By Jennifer Whitlock
Field Editor

After suffering through the coldest temperatures the area has seen in more than 30 years, Rio Grande Valley farmers and ranchers are assessing the damages left in Winter Storm Uri’s wake.

“We hit a low of 21 degrees, and over a three- to four-day period, we probably had 30 plus hours below freezing and 10 to 16 hours below that critical 28 degrees,” Jim Hearn, Texas Farm Bureau Radio Network Rio Grande Valley correspondent, said. “Row crops that had been planted will have to be replanted.”

Citrus trees are still being evaluated, but many trees show signs of damage. About half of the region’s grapefruit crop and 80 percent of the Valencia orange crop was still in the field when the storms hit.

Very little of the remaining grapefruit crop will be salvageable even for juice, according to Hearn. The quick return to warmer temperatures likely turned the fruit into mush.

Chances for a commercial Rio Grande Valley citrus crop in 2021 are doubtful. Lemon and lime blossoms are black, and new growth is dying on the tree, Hearn noted in an interview on the Texas Farm Bureau Radio Network.

“Hedgers will be rolling in the Valley very shortly to find out how much we’re going to have to trim back these trees, but it could be as much as 18 inches,” he said.

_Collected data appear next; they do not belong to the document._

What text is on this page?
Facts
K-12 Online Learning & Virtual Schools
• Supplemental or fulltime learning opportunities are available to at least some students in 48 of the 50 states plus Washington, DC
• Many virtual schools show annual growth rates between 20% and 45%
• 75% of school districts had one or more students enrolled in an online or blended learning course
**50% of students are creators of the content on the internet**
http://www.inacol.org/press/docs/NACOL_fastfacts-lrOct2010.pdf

Vegetable growers were hit hard, too.

Most mature onions were already harvested, but much was still left in the field. There will probably be a marketing gap in the produce sector because Mexican growers and others in the South were also affected by the spate of extreme winter weather.

“The packing sheds were shut down because of lack of electricity,” Hearn said. “So, vegetables and other food was not packed, and because of the icy roads, truck traffic heading into the Valley to pick up produce was basically halted.”

Sugarcane growers who would normally be at peak harvest are also seeing damages to their crops.

The freezing temperatures caused the moisture in the plants’ canes to swell and eventually split the canes open. Hearn noted as the weather warms back up, the sugar content will begin to evaporate from the split cane, causing major losses.

“With several thousand acres remaining to be harvested, this year’s sugar cane is going to cost growers millions of dollars in lost revenue,” he said.